Kiedy jej prace nad projektem „Miejsce Przyjazne Seniorom” były już na ukończeniu, w bydgoskich mediach pojawił się ze swoim pomysłem karty seniora najpierw Ireneusz Nitkiewicz z SLD, a potem urzędnicy ratusza wyjęli z szuflady ogólnikowy projekt z 2015 roku. Tak rozpoczęły się wspólne prace radnych, urzędników i seniorów z BRS nad „Bydgoską Kartą Seniora 60+”. Projekt pani Ewy nieoczekiwanie znalazł się na drugim planie, mimo że była o krok przed wprowadzeniem go w życie.
Zaproszono ją wprawdzie do ratusza na pierwsze spotkanie zespołu roboczego 18 lipca, ale tylko po to - jak sama twierdzi - by przejąć od niej gotowy pakiet ofert uzgodnionych z przedsiębiorcami. Usłyszała, że jej autorski pomysł ma być jednym z kilku elementów ratuszowego przedsięwzięcia.

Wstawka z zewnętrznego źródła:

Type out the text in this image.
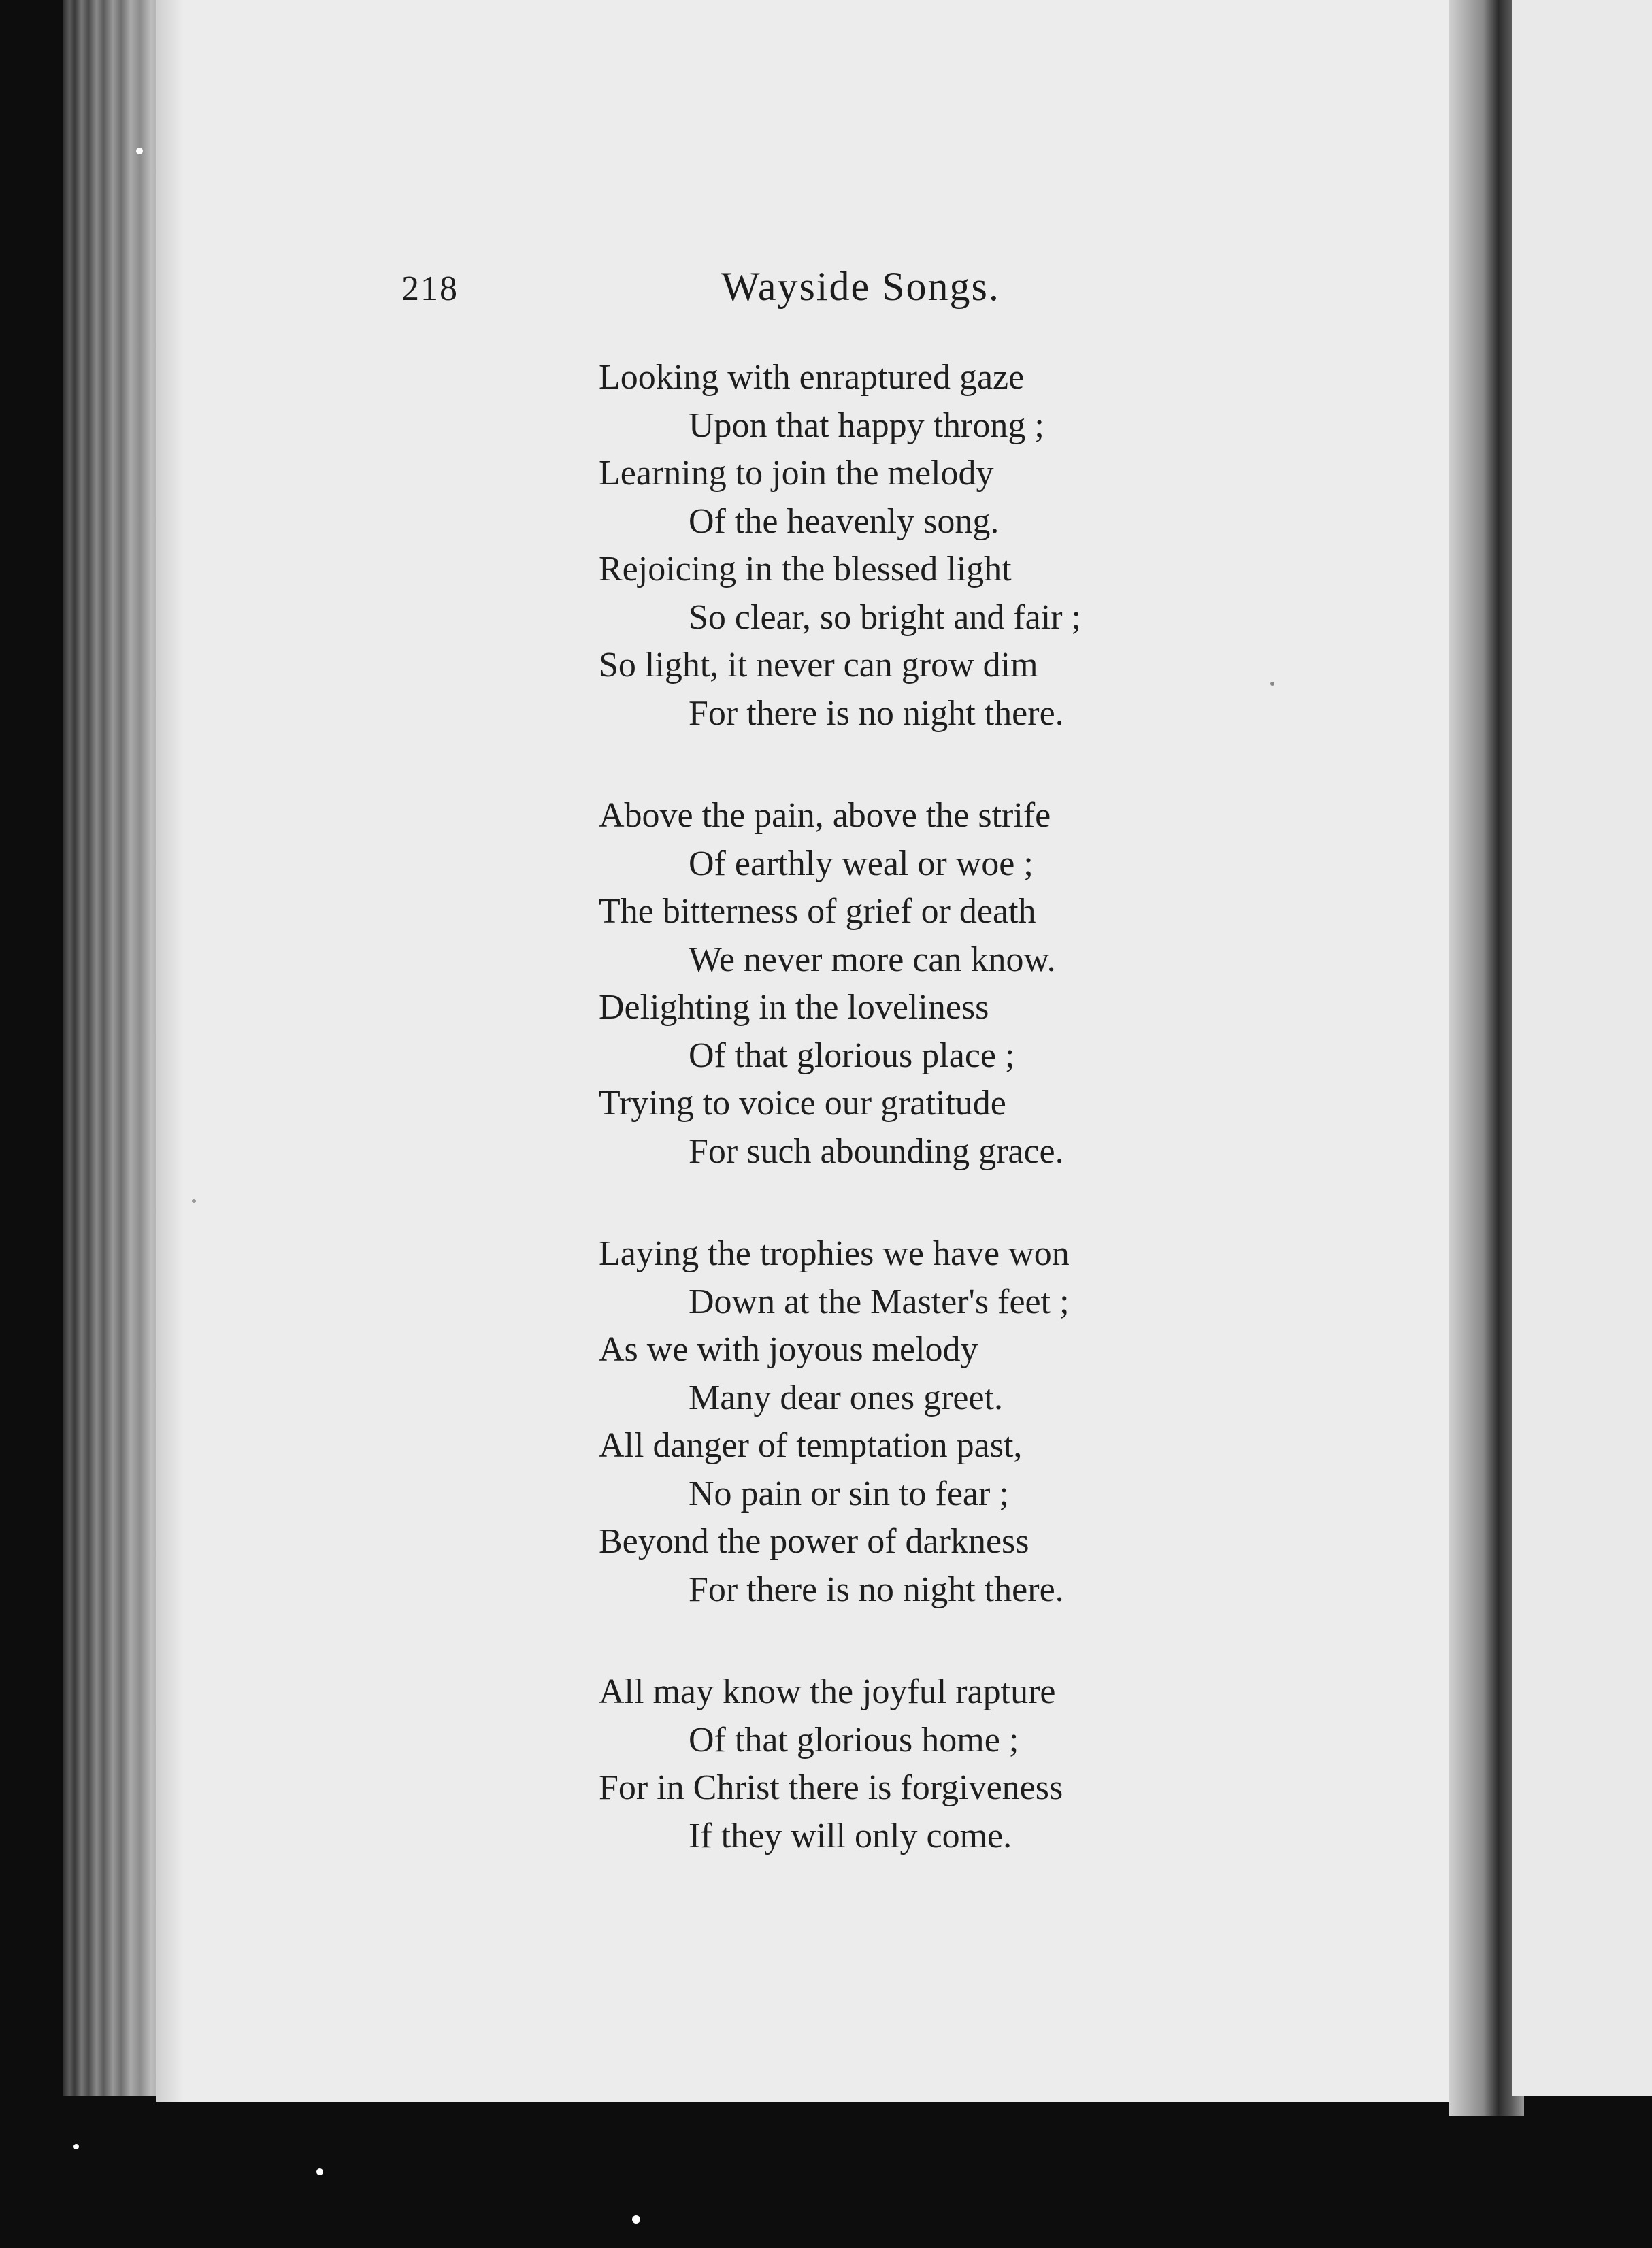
218	Wayside Songs.
Looking with enraptured gaze
Upon that happy throng ;
Learning to join the melody
Of the heavenly song.
Rejoicing in the blessed light
So clear, so bright and fair ;
So light, it never can grow dim
For there is no night there.
Above the pain, above the strife
Of earthly weal or woe ;
The bitterness of grief or death
We never more can know.
Delighting in the loveliness
Of that glorious place ;
Trying to voice our gratitude
For such abounding grace.
Laying the trophies we have won
Down at the Master's feet ;
As we with joyous melody
Many dear ones greet.
All danger of temptation past,
No pain or sin to fear ;
Beyond the power of darkness
For there is no night there.
All may know the joyful rapture
Of that glorious home ;
For in Christ there is forgiveness
If they will only come.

- Nie zgodziłam się. Ja nie rozmawiałam z kontrahentami w imieniu SLD czy ratusza. Nie chcę, by moja inicjatywa była kojarzona z polityką - mówi Ewa Popielewska.
Winnych brak
Projekt, który dzisiaj stanie na sesji Rady Miasta, nie zawiera ofert od przedsiębiorców. Mają się oni dopiero zgłaszać do urzędu miasta. Będą z nimi zawierane umowy. Formalności czekają też seniorów. Każdy chętny będzie musiał wypełnić wniosek o wydanie karty seniora. Projekt Ewy Popielewskiej nie wymagał takiej biurokracji i - co bardzo ważne - został przygotowany bezkosztowo!
- Zostałam zrobiona w konia - nazywa rzeczy po imieniu pani Ewa. Największy żal ma do przewodniczącego Bydgoskiej Rady Seniorów Ireneusza Frelichowskiego, o to, że nagle BRS przestała interesować się projektem.
- Bardzo szanuję panią Popielewską. Wykonała kawał dobrej roboty. To nie moja wina, że ktoś inny przejął inicjatywę - mówi Frelichowski, wskazując palcem na innego członka BRS, Zdzisława Tylickiego ze związku emerytów, sympatyzującego z SLD.
- Pomysł pani Ewy miał być naszym wkładem do karty seniora. Nie wiem, dlaczego się wycofała i zrezygnowała z członkostwa w BRS. Frelichowski powinien to wszystko załagodzić - odbija piłeczkę Tylicki, przewodniczący oddziału Polskiego Związku Emerytów, Rencistów i Inwalidów. Twierdzi, że jest tym zaskoczony. Także Dorota Glaza, urzędniczka ratusza ds. organizacji pozarządowych, która znała projekt emerytki, nie ma sobie nic do zarzucenia. Odsyła do szefa BRS.